- IATA: none; ICAO: KHTF; FAA LID: HTF;

Summary
- Airport type: Public
- Owner: City of Hornell
- Serves: Hornell, New York
- Elevation AMSL: 1,220 ft (370 m)
- Coordinates: 42°22′56″N 077°40′56″W﻿ / ﻿42.38222°N 77.68222°W

Map
- HTF Location of airport in New York

Runways
| Direction | Length |  | Surface |
| ft | m |
| 18/36 | 5,000 | 1,524 | Asphalt |

Statistics (2009)
- Aircraft operations: 19,902
- Based aircraft: 19
- Source: Federal Aviation Administration

= Hornell Municipal Airport =

Airport near Hornell, New York, U.S.

Hornell Municipal Airport is a city-owned public-use airport located three nautical miles (6 km) north of the central business district of Hornell, a city in Steuben County, New York, United States. It is included in the National Plan of Integrated Airport Systems for 2011–2015, which categorized it as a general aviation airport.
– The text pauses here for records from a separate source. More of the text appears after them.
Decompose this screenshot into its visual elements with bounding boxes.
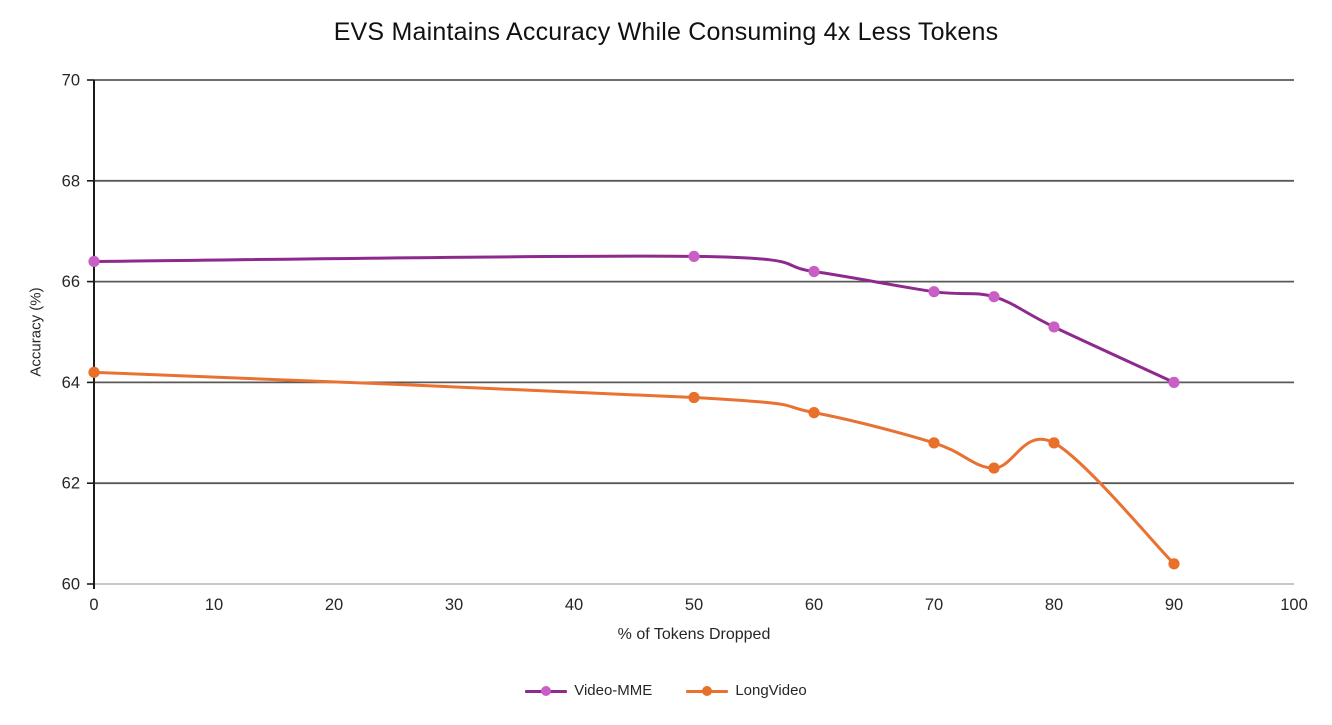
x-tick-label: 100 [1280,596,1308,614]
data-point-longvideo [1048,437,1060,449]
y-tick-label: 62 [62,475,80,493]
legend-item-video-mme: Video-MME [525,682,652,699]
data-point-video-mme [688,250,700,262]
data-point-longvideo [88,366,100,378]
data-point-longvideo [988,462,1000,474]
y-axis-title: Accuracy (%) [27,287,45,377]
y-tick-label: 60 [62,576,80,594]
legend: Video-MME LongVideo [0,682,1332,699]
legend-item-longvideo: LongVideo [686,682,807,699]
series-line-video-mme [92,254,1176,384]
x-tick-label: 70 [925,596,943,614]
y-tick-label: 68 [62,172,80,190]
data-point-video-mme [1048,321,1060,333]
legend-label-longvideo: LongVideo [735,682,807,699]
series-line-longvideo [92,370,1176,566]
legend-marker-video-mme [525,685,568,697]
x-tick-label: 30 [445,596,463,614]
x-tick-label: 40 [565,596,583,614]
x-tick-label: 60 [805,596,823,614]
x-tick-label: 50 [685,596,703,614]
legend-dot-swatch [702,685,713,696]
x-tick-label: 20 [325,596,343,614]
data-point-longvideo [808,407,820,419]
data-point-longvideo [1168,558,1180,570]
data-point-longvideo [688,391,700,404]
y-tick-label: 64 [62,374,80,392]
x-tick-label: 90 [1165,596,1183,614]
x-tick-label: 80 [1045,596,1063,614]
chart-title: EVS Maintains Accuracy While Consuming 4… [333,18,999,46]
data-point-video-mme [808,265,820,278]
legend-label-video-mme: Video-MME [574,682,653,699]
legend-marker-longvideo [686,685,729,697]
x-axis-title: % of Tokens Dropped [617,626,771,643]
y-tick-label: 66 [62,273,80,291]
data-point-video-mme [988,291,1000,303]
legend-dot-swatch [541,685,552,696]
x-tick-label: 10 [205,596,223,614]
x-tick-label: 0 [89,596,98,614]
data-point-longvideo [928,437,940,449]
data-point-video-mme [928,286,940,298]
y-tick-label: 70 [62,72,80,90]
data-point-video-mme [1168,376,1180,388]
data-point-video-mme [88,255,100,268]
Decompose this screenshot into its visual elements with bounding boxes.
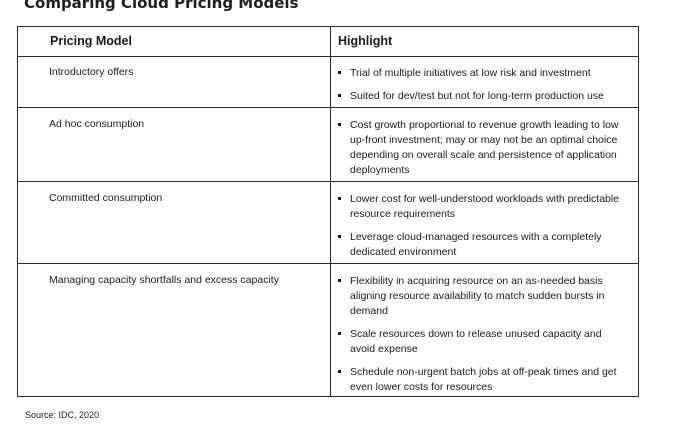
highlight-item: Cost growth proportional to revenue grow…	[337, 118, 627, 178]
row-divider	[18, 263, 638, 264]
highlight-text: Flexibility in acquiring resource on an …	[350, 275, 605, 317]
table-row: Ad hoc consumption Cost growth proportio…	[18, 108, 638, 182]
highlight-item: Leverage cloud-managed resources with a …	[337, 230, 627, 260]
highlight-list: Cost growth proportional to revenue grow…	[337, 118, 627, 186]
highlight-item: Lower cost for well-understood workloads…	[337, 192, 627, 222]
bullet-icon	[338, 94, 341, 97]
table-row: Committed consumption Lower cost for wel…	[18, 182, 638, 264]
highlight-item: Suited for dev/test but not for long-ter…	[337, 89, 627, 104]
column-divider	[330, 27, 331, 396]
highlight-text: Suited for dev/test but not for long-ter…	[350, 90, 604, 102]
highlight-text: Schedule non-urgent batch jobs at off-pe…	[350, 366, 617, 393]
highlight-item: Schedule non-urgent batch jobs at off-pe…	[337, 365, 627, 395]
highlight-text: Leverage cloud-managed resources with a …	[350, 231, 602, 258]
highlight-list: Flexibility in acquiring resource on an …	[337, 274, 627, 403]
highlight-text: Trial of multiple initiatives at low ris…	[350, 67, 591, 79]
highlight-list: Lower cost for well-understood workloads…	[337, 192, 627, 268]
highlight-item: Scale resources down to release unused c…	[337, 327, 627, 357]
highlight-item: Flexibility in acquiring resource on an …	[337, 274, 627, 319]
bullet-icon	[338, 123, 341, 126]
bullet-icon	[338, 332, 341, 335]
highlight-item: Trial of multiple initiatives at low ris…	[337, 66, 627, 81]
highlight-text: Cost growth proportional to revenue grow…	[350, 119, 619, 176]
highlight-text: Scale resources down to release unused c…	[350, 328, 602, 355]
pricing-model-cell: Committed consumption	[49, 192, 163, 204]
table-header-row: Pricing Model Highlight	[18, 27, 638, 57]
source-note: Source: IDC, 2020	[25, 410, 100, 420]
highlight-text: Lower cost for well-understood workloads…	[350, 193, 620, 220]
header-highlight: Highlight	[338, 34, 393, 48]
pricing-model-cell: Managing capacity shortfalls and excess …	[49, 274, 279, 286]
table-row: Managing capacity shortfalls and excess …	[18, 264, 638, 398]
row-divider	[18, 181, 638, 182]
table-row: Introductory offers Trial of multiple in…	[18, 56, 638, 108]
highlight-list: Trial of multiple initiatives at low ris…	[337, 66, 627, 112]
bullet-icon	[338, 279, 341, 282]
row-divider	[18, 107, 638, 108]
pricing-models-table: Pricing Model Highlight Introductory off…	[17, 26, 639, 397]
bullet-icon	[338, 197, 341, 200]
bullet-icon	[338, 235, 341, 238]
bullet-icon	[338, 71, 341, 74]
document-title: Comparing Cloud Pricing Models	[24, 0, 299, 12]
pricing-model-cell: Introductory offers	[49, 66, 134, 78]
header-pricing-model: Pricing Model	[50, 34, 132, 48]
bullet-icon	[338, 370, 341, 373]
pricing-model-cell: Ad hoc consumption	[49, 118, 145, 130]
Although most U.S. airports use the same three-letter location identifier for the FAA and IATA, this airport is assigned HTF by the FAA, but has no designation from the IATA (which assigned HTF to Hatfield Airport in the Hatfield, Hertfordshire, England).

== Facilities and aircraft ==
Hornell Municipal Airport covers an area of 54 acres (22 ha) at an elevation of 1,220 feet (372 m) above mean sea level. It has one runway designated 18/36 with an asphalt surface measuring 5,000 by 75 feet (1,524 x 23 m).

For the 12-month period ending September 4, 2009, the airport had 19,902 aircraft operations, an average of 54 per day: 90% general aviation and 10% air taxi. At that time there were 19 aircraft based at this airport: 89.5% single-engine, and 10.5% multi-engine.